The EU scientific committee SCCNFP has listed Lyral® on the list of fragrance chemicals which are known allergens and are most frequently reported as contact allergens. Lyral® has been identified as the cause of contact allergy in 2-3% of patients with eczema who were examined by lap tests. Today the substance is included in standard lap tests in many dermal clinics (27).

There are several reports on Lyral® studies on patients from dermal clinics. One study of 106 patients showed a positive reaction in 3 (2.8 %) patients with Lyral®, 5% in petrolatum, and in 1 (0.9 %) patient with Lyral® 1% Clinical relevance has not been clearly demonstrated but was probably relevant in 2 patients. The last of the patients with a positive reaction may have had a skin irritation reaction (3). A study of 1855 patients with eczema who were tested with a screening series of 11 fragrance chemicals showed positive reactions in 50 (2.7%) patients with Lyral®, 5% in petrolatum, of which probably 2/3 were relevant (3). A study from 2003 has shown that Lyral® in dilutions from 6 ppm to 6% caused allergic reactions in almost all persons who were sensitized with Lyral®, and that a reduction in the use of the fragrance chemical was necessary to avoid contact allergy (27). Today, IFRA has limited the use of Lyral® to 1.5% in both leave-on products and rinse-off products, including household products such as detergents and cleaning materials (15).

Repeated exposure

No available data on repeated exposure at oral administration of Lyral®.

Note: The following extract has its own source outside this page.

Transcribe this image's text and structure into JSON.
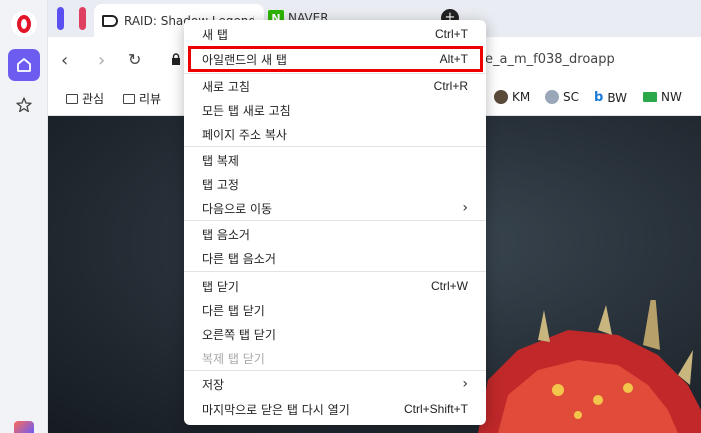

No available data on mutagenic effects, carcinogenic effects or reproductive effects of Lyral®.

Critical effects

The critical effect of Lyral® is contactallergy. Because of the sensitizing effects of Lyral®, persons who are allergic to the substance should avoid skin contact as there is no lower limit for its side-effects.

Table 6.7 NOAEL used for calculation of MoS for Lyral®

Toxicological data (animals)
NOAEL, (mg/kg body weight/day), consumption	No available data

Footnotes

[3] LD₅₀: exposure dose that can be expected to cause death in 50% of the dosed animals

[4] LC₅₀: concentration of a substance in air at which half of the test animals dies

[5] TD_Lo: lowest toxic dose; the lowest dose at which toxic effects have been observed

[6] LOAEL: Lowest Observed Adverse Effect Level: the lowest dose or exposure level within a specific test system, where adverse treatment-related findings are observed.

[7] NOAEL: No Observed Adverse Effect Level: the highest dose or exposure level within a specific test system, where no adverse treatment-related findings are observed.

[8] intraperitoneal (i.p.) exposure: injection of substance in the abdominal cavity

[9] NOEL: (No Observed Effect Level): the highest dose or exposure level within a specific test system, where no treatment-related findings are observed.